Function f Continuity at Irrational and 0: Sketch

[iNCREDiBLE]

Let f be that function defined by setting:

f(x) = x if x is irrational
= p sin(1/q) if x = p/q in lowest terms.

At what point is f continuous?

Continuous for irrational x, and for x = 0. Sketch:
p*sin(1/q) - p / q
= p(sin(1/q) -1/q)
But sin x - x = o(x^2) when x -> 0
So, for large q,
|p(sin(1/q) - 1/q)| < p (1/q)^2 = (p/q) / q

Is this correct?

 

[code.master]

First off, I am no master of number theory or modern algebra even. I have only observed said courses, and I have not researched my own opinion enough to give it as fact.

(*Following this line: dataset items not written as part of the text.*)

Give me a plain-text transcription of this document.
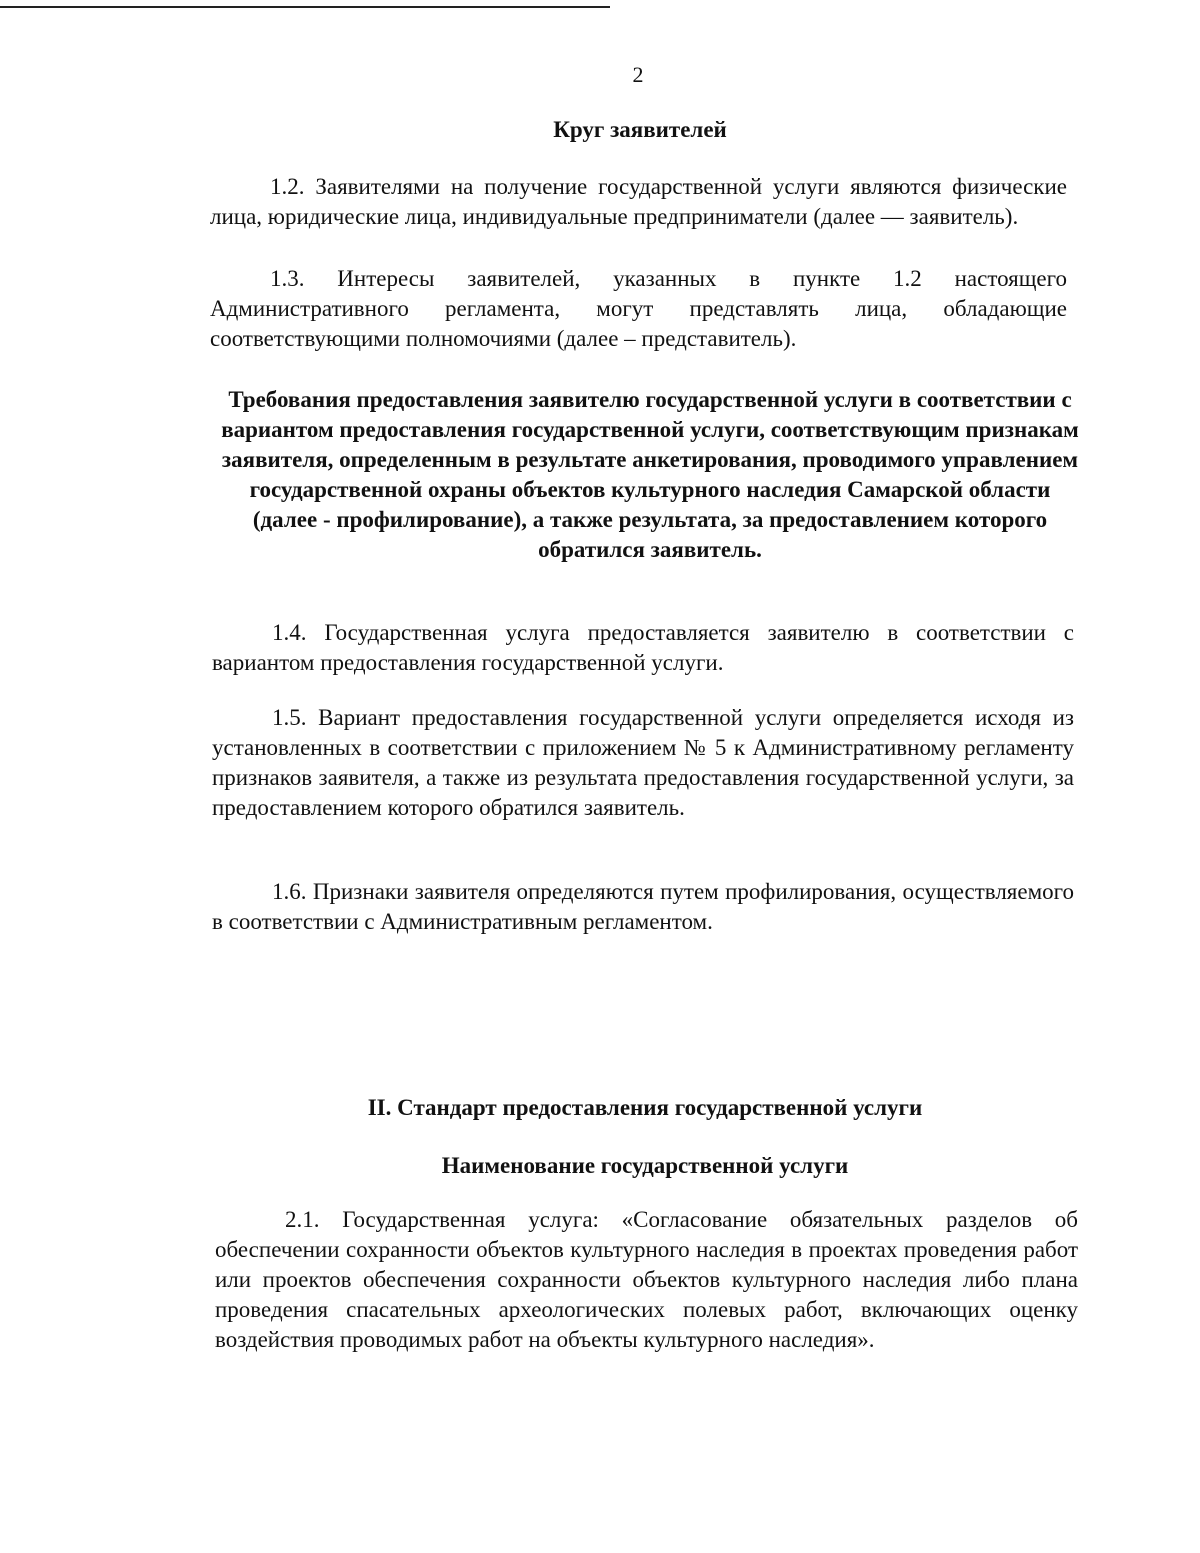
2
Круг заявителей
1.2. Заявителями на получение государственной услуги являются физические лица, юридические лица, индивидуальные предприниматели (далее — заявитель).
1.3. Интересы заявителей, указанных в пункте 1.2 настоящего Административного регламента, могут представлять лица, обладающие соответствующими полномочиями (далее – представитель).
Требования предоставления заявителю государственной услуги в соответствии с вариантом предоставления государственной услуги, соответствующим признакам заявителя, определенным в результате анкетирования, проводимого управлением государственной охраны объектов культурного наследия Самарской области (далее - профилирование), а также результата, за предоставлением которого обратился заявитель.
1.4. Государственная услуга предоставляется заявителю в соответствии с вариантом предоставления государственной услуги.
1.5. Вариант предоставления государственной услуги определяется исходя из установленных в соответствии с приложением № 5 к Административному регламенту признаков заявителя, а также из результата предоставления государственной услуги, за предоставлением которого обратился заявитель.
1.6. Признаки заявителя определяются путем профилирования, осуществляемого в соответствии с Административным регламентом.
II. Стандарт предоставления государственной услуги
Наименование государственной услуги
2.1. Государственная услуга: «Согласование обязательных разделов об обеспечении сохранности объектов культурного наследия в проектах проведения работ или проектов обеспечения сохранности объектов культурного наследия либо плана проведения спасательных археологических полевых работ, включающих оценку воздействия проводимых работ на объекты культурного наследия».
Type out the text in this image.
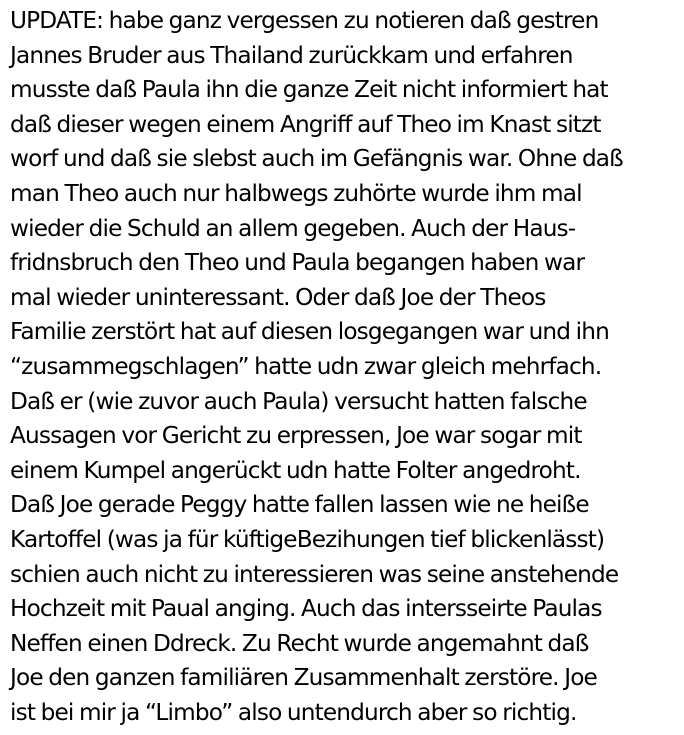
UPDATE: habe ganz vergessen zu notieren daß gestren
Jannes Bruder aus Thailand zurückkam und erfahren
musste daß Paula ihn die ganze Zeit nicht informiert hat
daß dieser wegen einem Angriff auf Theo im Knast sitzt
worf und daß sie slebst auch im Gefängnis war. Ohne daß
man Theo auch nur halbwegs zuhörte wurde ihm mal
wieder die Schuld an allem gegeben. Auch der Haus-
fridnsbruch den Theo und Paula begangen haben war
mal wieder uninteressant. Oder daß Joe der Theos
Familie zerstört hat auf diesen losgegangen war und ihn
“zusammegschlagen” hatte udn zwar gleich mehrfach.
Daß er (wie zuvor auch Paula) versucht hatten falsche
Aussagen vor Gericht zu erpressen, Joe war sogar mit
einem Kumpel angerückt udn hatte Folter angedroht.
Daß Joe gerade Peggy hatte fallen lassen wie ne heiße
Kartoffel (was ja für küftigeBezihungen tief blickenlässt)
schien auch nicht zu interessieren was seine anstehende
Hochzeit mit Paual anging. Auch das intersseirte Paulas
Neffen einen Ddreck. Zu Recht wurde angemahnt daß
Joe den ganzen familiären Zusammenhalt zerstöre. Joe
ist bei mir ja “Limbo” also untendurch aber so richtig.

That said, this is what I think.

Id watch my wording to prevent myself from saying continuous for irrational x, and say rather, continuous at every point x for x~irrational. the function itself is, i believe, nowhere-continuous. you might find some more searching about dirichlets function, its pretty similar.

oh, and your sketch is probably right. the function does go to 0 at x=0, and

I think the correct answer to this is that the function is continuous at x=0, since the limit of the two individual functions as x->0 from both sides is all the same value, 0. for all others, you might say that the point is continuous within the irrational space, but that in terms of the function, which lies in R, it is discontinuous.

id say it presents a problem since the sum of two irrational numbers has not been explicitly proven to be an irrational number, so there are numbers between every other number that have yet to be defined, and since many of those potentially rational numbers involves $\pi$ (like constant multiples of eulers constant) it might bring the possibility of creating a locally continuous point in the original space. anyhow, ill shut up since I am probably totally wrong.